- O ministro do Supremo Tribunal Federal, Alexandre de Moraes, negou nesta segunda-feira quatro de maio de dois mil e vinte e seis o pedido de redução da pena da cabeleireira Débora Rodrigues dos Santos, conhecida como Débora do Batom.
- Moraes entendeu que a norma da Dosimetria ainda não foi publicada nem promulgada, portanto não está em vigor para ser aplicada no caso.
- A defesa de Débora pediu a recalculação da pena de quatorze anos com base no Projeto de Lei (PL) da Dosimetria, que teve o veto derrubado pelo Congresso.
- A derrubada do veto, ocorrida em trinta de abril, beneficia oitocentos e quarenta e nove condenados pelos atos de dezoito de janeiro e por tentativa de golpe de Estado, entre eles Jair Bolsonaro.
- A promulgação deverá ser feita pelo presidente Lula; caso contrário, a responsabilidade fica com o presidente do Senado, Davi Alcolumbre.
O ministro Alexandre de Moraes, do Supremo Tribunal Federal, negou nesta segunda-feira (4 mai 2026) o pedido de revisão da dosimetria da pena de Débora Rodrigues dos Santos, conhecida como Débora do Batom. O pedido buscava recalcular a pena de 14 anos com base no PL da Dosimetria. Moraes entendeu que a norma ainda não foi publicada nem promulgada e, portanto, não está em vigor.
A defesa alegou que a dosimetria poderia ser revisada mesmo diante da condenação, citando o projeto aprovado pelo Congresso. O ministro explicou que, sem promulgação e publicação, o diploma normativo não pode ser aplicado ao caso. O parecer foi desfavorável ao requerimento.

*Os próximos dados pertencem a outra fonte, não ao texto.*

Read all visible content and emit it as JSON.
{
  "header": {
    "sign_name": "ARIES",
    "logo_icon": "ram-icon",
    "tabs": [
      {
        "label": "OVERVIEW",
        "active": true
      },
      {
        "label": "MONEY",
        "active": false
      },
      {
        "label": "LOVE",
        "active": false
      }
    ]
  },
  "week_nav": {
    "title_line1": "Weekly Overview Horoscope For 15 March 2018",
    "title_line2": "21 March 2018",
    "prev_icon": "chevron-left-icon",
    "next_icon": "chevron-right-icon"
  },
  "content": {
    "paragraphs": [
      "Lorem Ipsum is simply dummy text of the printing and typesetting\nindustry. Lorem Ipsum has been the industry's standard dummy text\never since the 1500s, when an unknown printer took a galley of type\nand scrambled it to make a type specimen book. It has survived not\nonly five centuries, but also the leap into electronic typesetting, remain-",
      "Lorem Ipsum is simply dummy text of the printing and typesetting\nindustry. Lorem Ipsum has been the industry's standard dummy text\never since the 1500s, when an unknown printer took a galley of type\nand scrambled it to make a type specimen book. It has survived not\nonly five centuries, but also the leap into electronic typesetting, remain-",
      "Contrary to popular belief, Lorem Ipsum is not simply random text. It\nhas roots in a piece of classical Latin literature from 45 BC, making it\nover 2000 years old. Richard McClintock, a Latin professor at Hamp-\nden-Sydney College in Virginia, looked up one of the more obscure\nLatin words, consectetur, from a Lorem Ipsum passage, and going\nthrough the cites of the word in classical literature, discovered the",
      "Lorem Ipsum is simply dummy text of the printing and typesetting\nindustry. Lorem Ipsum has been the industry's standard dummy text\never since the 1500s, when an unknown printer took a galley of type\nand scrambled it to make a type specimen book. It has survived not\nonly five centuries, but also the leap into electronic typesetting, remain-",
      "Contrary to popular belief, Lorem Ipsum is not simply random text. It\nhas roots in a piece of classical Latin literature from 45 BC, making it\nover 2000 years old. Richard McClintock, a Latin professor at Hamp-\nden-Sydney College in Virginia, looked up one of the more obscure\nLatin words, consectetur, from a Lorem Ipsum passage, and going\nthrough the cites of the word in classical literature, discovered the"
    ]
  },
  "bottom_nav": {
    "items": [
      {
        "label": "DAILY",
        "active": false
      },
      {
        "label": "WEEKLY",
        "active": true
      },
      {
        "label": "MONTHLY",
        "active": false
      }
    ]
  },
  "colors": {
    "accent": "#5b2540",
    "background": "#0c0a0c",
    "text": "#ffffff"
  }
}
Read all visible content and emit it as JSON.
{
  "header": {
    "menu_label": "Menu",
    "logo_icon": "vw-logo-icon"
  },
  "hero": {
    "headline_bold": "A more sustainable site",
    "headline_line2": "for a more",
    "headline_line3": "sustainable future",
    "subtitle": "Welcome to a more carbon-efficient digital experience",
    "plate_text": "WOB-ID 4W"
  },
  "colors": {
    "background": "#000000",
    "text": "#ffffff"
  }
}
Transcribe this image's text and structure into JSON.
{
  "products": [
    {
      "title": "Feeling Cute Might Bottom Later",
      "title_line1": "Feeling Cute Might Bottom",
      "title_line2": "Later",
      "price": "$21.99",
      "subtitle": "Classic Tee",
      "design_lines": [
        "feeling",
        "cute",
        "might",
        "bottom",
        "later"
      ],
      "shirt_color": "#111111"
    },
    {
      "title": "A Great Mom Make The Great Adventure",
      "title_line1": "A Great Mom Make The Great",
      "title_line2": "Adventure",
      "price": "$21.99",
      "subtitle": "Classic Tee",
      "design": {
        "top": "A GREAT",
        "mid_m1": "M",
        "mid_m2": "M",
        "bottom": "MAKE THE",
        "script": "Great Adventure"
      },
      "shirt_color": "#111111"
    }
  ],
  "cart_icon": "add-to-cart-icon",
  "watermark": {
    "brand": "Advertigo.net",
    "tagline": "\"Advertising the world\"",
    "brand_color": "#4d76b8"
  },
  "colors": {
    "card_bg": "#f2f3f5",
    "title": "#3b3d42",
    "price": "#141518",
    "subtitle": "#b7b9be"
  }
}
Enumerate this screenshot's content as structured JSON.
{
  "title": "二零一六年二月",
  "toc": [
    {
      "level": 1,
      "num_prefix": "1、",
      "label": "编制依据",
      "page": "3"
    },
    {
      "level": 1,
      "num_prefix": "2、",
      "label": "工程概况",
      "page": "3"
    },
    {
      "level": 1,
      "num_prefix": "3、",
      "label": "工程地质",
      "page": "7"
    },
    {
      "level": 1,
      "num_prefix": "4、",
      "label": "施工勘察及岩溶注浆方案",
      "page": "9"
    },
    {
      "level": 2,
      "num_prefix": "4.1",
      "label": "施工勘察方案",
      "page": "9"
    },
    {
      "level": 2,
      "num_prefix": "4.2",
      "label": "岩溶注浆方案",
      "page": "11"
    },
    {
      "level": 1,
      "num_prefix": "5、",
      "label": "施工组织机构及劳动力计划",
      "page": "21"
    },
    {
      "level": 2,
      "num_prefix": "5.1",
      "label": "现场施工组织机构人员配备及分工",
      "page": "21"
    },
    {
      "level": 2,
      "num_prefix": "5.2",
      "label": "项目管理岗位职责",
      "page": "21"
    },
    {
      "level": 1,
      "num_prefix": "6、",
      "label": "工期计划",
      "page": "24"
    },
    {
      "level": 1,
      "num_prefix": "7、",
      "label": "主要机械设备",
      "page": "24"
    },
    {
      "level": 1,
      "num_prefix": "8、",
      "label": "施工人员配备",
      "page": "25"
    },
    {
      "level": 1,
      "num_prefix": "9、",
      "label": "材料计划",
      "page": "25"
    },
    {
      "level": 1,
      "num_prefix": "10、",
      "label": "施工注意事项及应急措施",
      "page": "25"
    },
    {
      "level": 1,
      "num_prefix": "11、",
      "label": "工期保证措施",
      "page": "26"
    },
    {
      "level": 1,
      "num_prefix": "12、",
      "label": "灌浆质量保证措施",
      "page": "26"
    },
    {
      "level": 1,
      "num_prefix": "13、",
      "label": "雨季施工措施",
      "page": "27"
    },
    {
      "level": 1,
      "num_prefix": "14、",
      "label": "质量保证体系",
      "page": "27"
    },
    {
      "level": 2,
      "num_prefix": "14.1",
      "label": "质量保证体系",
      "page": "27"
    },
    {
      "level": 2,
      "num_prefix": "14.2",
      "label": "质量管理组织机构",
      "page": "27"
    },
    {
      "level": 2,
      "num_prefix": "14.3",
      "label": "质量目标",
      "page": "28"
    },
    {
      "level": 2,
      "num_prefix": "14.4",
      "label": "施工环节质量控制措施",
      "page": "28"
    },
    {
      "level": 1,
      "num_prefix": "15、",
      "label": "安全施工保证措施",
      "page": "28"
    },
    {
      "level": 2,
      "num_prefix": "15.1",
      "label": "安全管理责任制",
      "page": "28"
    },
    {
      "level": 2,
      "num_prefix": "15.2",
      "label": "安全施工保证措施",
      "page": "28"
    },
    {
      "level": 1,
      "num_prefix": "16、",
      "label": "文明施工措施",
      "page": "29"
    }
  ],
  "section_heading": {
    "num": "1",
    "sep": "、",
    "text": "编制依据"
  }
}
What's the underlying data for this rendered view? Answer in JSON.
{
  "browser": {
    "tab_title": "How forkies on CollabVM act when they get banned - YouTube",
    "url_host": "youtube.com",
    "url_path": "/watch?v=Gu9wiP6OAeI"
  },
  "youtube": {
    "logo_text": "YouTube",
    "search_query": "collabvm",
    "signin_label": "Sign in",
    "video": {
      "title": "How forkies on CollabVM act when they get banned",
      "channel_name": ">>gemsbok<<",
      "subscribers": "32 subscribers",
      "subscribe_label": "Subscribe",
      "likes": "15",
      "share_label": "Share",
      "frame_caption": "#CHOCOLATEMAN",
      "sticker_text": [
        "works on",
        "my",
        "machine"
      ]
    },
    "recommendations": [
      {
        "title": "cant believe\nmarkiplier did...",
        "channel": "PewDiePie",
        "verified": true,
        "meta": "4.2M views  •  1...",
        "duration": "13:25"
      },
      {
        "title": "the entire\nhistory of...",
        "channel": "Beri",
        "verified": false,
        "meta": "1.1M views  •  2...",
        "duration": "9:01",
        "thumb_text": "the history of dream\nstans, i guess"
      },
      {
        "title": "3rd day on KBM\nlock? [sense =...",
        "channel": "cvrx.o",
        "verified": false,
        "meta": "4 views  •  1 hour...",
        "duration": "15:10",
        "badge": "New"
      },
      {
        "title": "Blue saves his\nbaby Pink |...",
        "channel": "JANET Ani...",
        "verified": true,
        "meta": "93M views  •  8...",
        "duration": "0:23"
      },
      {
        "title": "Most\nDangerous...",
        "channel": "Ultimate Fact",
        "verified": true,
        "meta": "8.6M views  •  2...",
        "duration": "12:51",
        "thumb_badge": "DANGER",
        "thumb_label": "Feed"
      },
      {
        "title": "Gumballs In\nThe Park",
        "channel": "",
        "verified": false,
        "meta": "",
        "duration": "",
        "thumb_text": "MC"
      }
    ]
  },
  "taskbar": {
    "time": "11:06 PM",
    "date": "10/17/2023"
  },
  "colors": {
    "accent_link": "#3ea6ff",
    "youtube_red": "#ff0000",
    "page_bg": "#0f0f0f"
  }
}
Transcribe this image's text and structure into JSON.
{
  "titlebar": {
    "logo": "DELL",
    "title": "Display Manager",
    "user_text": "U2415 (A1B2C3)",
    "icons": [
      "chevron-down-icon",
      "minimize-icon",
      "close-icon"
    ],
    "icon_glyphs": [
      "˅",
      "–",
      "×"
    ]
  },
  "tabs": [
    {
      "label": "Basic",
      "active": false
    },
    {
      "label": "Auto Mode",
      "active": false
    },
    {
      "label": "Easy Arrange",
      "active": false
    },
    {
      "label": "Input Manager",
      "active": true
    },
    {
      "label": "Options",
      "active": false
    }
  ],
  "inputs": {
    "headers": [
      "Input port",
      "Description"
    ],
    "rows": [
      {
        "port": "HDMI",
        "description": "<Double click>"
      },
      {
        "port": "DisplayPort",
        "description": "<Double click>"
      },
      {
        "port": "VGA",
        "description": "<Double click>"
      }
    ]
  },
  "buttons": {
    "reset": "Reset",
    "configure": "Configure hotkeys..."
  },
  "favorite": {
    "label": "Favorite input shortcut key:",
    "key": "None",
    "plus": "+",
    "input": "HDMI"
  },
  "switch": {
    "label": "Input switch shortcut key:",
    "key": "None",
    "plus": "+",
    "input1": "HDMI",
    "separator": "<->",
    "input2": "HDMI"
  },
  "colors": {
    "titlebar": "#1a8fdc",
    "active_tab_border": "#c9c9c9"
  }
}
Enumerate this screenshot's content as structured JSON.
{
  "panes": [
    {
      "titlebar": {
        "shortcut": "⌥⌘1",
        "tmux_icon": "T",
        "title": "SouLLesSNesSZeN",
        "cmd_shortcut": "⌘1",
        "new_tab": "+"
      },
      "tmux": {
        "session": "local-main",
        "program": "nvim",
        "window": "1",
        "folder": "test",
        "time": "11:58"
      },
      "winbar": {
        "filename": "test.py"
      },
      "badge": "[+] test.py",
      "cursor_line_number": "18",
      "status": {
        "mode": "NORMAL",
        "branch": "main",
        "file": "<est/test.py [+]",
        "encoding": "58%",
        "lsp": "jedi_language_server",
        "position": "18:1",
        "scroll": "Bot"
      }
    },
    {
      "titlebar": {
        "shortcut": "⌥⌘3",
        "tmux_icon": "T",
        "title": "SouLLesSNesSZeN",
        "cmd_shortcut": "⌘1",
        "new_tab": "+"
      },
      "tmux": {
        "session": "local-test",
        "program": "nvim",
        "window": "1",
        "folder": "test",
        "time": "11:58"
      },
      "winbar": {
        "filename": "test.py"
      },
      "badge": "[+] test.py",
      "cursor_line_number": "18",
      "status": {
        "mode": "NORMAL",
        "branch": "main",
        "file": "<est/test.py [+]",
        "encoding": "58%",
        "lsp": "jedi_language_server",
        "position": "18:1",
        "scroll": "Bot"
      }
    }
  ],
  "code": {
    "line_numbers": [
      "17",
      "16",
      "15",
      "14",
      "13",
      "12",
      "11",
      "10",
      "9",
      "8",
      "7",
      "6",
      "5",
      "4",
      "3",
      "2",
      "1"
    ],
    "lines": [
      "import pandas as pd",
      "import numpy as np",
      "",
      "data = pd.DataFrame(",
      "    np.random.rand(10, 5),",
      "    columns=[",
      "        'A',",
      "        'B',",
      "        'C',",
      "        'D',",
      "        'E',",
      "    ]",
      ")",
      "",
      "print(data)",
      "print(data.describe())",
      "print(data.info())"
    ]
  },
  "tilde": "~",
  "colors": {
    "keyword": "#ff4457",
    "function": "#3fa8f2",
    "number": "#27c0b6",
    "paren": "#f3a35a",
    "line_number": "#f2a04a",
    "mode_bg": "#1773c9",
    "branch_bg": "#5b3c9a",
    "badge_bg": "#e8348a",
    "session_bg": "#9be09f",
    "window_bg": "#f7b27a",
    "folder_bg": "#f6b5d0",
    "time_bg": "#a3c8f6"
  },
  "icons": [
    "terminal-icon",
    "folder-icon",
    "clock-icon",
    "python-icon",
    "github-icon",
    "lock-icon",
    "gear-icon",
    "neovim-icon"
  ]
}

A decisão envolve Débora do Batom, condenada pela participação nos atos de 8 de janeiro, em Brasília. Ela cumpre pena em regime de prisão domiciliar e ficou conhecida pela frase escrita com batom na estátua da Justiça diante da sede do STF.
O Congresso derrubou o veto presidencial ao PL da Dosimetria em 30 de abril, com 318 votos contra 144 na Câmara e 49 a 24 no Senado. A proposta estabelece critérios de proporcionalidade para penas relacionadas a crimes como golpe de Estado e abolição violenta do Estado Democrático de Direito.
Segundo o texto, juízes poderiam considerar o grau de participação do réu na definição da pena. Participação menor, conforme a legislação, poderia levar a penas mais brandas para casos de associação criminosa, entre outros delitos.
A promulgação do diploma normativo caberá ao presidente Luiz Inácio Lula da Silva; caso não ocorra, a responsabilidade fica com o presidente do Senado, Davi Alcolumbre. A tramitação segue para definidas formalidades administrativas antes de entrar em vigor.